Is this "right" business model, and its underlying organisation of
the market place robust to:
-reselling data set for later use, within agreed scope?
-retrieving subjects for later negotiation of changed scope (e.g. a
food&beverage company having interest to access a data set previously used
for health analysis)
-auditing the proper use by processing companies and their clients
-inserting mechanisms for deleting data sets after "do not use after"
In the digital world, data can be reproduced at negligible cost, hence what
matters is not the instantiation of a data parameter, but the source
"blueprint", the equivalent of a manuscript and not of the thousands
of printed books derived from this manuscript.
WORK OF ART
This leads us to
the model of a work of art, say a Van Gogh painting.
The asset can be made available to museums for exhibition (use limited in time
and geography, associated with an audience, or number of visitors, targeted or
recorded). It can also be "transcoded" into different
representations, as authorised photographs, reproductions, etc...
A single work of art can be valued over time as "junk", zero or
little, and up to enormous values.
As a category, French Impressionists were often not valued in France, but had
some early customers in the USA. Many years later, works despised earlier
reached huge values at auctions.
However, data seen as information may be more valuable at an early stage of its
life than at a later stage. A bottle of milk loses its whole value on the
"best before" date: it usually gets heavily discounted on the day,
and discarded at the end of that day.
News are normally expected to be fresh. For instance the current temperature is
useful to me now, the 3-days weather forecast is of interest to chose clothes
for a trip. After the trip, this past information has lost value.

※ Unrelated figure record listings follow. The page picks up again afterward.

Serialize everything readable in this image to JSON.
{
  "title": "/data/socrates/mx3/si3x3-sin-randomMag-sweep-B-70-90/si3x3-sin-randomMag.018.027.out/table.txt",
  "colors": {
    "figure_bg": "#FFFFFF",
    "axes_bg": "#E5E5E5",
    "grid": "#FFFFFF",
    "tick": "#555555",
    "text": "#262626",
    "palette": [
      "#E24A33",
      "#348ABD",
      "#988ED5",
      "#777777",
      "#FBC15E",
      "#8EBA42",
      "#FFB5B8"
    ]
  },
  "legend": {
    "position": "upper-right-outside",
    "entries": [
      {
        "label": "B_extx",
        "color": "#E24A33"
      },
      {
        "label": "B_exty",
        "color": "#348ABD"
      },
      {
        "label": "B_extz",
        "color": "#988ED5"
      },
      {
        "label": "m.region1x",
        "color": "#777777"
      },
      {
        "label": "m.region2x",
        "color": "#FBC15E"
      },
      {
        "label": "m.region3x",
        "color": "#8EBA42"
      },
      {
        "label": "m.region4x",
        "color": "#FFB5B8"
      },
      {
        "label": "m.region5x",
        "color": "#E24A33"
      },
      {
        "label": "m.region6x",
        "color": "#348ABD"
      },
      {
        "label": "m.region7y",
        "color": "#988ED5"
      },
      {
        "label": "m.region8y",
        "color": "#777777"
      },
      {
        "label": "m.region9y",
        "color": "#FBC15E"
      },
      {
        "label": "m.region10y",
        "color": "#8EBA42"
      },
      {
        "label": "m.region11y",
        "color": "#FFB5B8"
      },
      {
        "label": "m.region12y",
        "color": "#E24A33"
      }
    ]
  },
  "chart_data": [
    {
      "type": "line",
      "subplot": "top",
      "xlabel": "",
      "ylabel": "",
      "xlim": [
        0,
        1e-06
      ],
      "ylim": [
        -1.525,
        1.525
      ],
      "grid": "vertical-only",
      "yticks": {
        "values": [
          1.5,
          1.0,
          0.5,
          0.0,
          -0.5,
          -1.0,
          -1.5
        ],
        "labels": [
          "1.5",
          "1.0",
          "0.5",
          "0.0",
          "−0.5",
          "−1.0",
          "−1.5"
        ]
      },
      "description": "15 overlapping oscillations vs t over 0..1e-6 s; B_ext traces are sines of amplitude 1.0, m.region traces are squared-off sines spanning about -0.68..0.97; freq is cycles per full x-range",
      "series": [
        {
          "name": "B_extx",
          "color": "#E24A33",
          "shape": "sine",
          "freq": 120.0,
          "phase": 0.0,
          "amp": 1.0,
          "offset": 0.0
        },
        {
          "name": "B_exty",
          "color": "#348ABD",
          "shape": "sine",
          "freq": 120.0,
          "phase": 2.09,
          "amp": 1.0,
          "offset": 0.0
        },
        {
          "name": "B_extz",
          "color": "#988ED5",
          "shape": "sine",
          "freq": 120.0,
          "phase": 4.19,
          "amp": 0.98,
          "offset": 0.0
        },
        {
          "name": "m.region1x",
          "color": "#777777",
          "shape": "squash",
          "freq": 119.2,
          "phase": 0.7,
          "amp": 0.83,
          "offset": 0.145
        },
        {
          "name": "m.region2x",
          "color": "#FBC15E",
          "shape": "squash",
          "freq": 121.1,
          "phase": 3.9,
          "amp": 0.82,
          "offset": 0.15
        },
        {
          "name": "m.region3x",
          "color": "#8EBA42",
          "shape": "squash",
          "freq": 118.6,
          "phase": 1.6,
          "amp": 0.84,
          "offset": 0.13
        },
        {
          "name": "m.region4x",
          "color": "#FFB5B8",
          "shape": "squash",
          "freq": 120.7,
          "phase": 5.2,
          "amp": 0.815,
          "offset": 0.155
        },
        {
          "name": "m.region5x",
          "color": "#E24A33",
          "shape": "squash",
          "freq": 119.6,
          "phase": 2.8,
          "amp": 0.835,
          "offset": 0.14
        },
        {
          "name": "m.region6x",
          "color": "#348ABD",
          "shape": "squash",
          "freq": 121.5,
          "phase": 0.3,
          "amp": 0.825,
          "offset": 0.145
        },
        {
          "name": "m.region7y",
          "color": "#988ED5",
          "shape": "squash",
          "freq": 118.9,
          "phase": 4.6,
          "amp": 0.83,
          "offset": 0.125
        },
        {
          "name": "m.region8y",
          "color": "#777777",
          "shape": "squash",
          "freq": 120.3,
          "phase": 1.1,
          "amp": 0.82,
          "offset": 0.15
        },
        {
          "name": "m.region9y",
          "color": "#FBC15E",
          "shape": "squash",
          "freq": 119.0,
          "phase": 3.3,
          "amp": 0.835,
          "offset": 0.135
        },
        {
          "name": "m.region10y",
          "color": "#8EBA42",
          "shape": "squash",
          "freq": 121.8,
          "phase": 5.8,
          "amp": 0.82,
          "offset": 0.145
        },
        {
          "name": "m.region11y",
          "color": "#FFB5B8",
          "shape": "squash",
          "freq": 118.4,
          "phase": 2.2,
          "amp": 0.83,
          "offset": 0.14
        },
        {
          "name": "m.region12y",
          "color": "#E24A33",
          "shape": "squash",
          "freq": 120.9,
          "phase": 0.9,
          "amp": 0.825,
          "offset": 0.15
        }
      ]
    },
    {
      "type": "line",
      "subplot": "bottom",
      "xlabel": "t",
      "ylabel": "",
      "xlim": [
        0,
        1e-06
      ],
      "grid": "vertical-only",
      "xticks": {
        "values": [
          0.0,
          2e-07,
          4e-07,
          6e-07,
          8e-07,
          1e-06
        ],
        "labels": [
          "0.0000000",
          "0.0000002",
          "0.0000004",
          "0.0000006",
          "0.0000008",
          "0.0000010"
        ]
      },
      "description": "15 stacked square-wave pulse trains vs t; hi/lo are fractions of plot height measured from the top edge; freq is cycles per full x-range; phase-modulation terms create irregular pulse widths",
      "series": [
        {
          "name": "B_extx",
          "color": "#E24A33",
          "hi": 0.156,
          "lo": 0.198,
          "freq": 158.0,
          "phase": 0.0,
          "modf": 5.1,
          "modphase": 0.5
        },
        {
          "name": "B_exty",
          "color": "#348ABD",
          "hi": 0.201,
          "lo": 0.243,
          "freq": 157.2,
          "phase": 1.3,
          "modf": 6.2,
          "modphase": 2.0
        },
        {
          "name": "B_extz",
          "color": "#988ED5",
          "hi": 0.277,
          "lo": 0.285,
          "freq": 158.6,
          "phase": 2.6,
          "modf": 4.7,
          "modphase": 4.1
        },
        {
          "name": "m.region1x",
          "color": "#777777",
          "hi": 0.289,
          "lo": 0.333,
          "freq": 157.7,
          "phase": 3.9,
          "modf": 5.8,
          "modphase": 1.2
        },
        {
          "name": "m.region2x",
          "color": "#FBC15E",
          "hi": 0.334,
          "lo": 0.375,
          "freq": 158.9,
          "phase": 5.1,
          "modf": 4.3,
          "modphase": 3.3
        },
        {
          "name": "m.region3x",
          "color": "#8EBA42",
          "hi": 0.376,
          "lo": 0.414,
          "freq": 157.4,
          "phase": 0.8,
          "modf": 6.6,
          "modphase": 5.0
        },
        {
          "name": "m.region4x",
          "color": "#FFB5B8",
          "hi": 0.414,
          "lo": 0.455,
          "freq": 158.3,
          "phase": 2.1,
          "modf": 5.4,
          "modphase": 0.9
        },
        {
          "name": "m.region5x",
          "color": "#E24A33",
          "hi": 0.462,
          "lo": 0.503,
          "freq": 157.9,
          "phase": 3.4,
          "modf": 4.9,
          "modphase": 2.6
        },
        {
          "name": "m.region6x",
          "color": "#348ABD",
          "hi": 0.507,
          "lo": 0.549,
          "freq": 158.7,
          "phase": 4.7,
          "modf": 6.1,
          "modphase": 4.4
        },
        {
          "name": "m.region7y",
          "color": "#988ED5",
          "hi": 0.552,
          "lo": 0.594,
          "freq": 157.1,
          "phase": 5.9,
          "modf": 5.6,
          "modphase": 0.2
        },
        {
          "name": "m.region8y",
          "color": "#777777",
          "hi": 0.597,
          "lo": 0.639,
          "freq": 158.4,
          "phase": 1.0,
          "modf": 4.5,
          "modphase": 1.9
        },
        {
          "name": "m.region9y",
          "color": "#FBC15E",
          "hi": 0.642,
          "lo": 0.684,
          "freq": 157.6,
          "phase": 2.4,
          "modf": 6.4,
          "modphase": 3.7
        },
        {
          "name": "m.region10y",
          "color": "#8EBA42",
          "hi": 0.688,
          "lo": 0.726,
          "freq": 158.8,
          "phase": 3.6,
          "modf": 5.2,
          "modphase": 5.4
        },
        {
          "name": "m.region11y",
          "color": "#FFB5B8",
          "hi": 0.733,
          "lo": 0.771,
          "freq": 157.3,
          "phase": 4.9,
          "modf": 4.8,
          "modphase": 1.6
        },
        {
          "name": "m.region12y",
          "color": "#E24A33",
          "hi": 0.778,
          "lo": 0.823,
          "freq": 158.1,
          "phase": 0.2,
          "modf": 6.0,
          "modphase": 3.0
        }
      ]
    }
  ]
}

However, the
long tail business model for the exploitation of entertainment content like
movies or music recording, may also apply: the time series of the values of
source data may be of interest as history, and based on history, some forecast
estimates can be proposed (with associated uncertainty).
An electrocardiogramme database of people living in the 1950s may be
interesting to revisit in the 2050s, hence it should not be discarded.
There is probably a distinction to be made between the value of some freshly
acquired data, stored in cache memory, and the value of an archive.
Keeping and maintaining an archive has a cost, for instance transcoding from
legacy formats and systems to current ones for new use.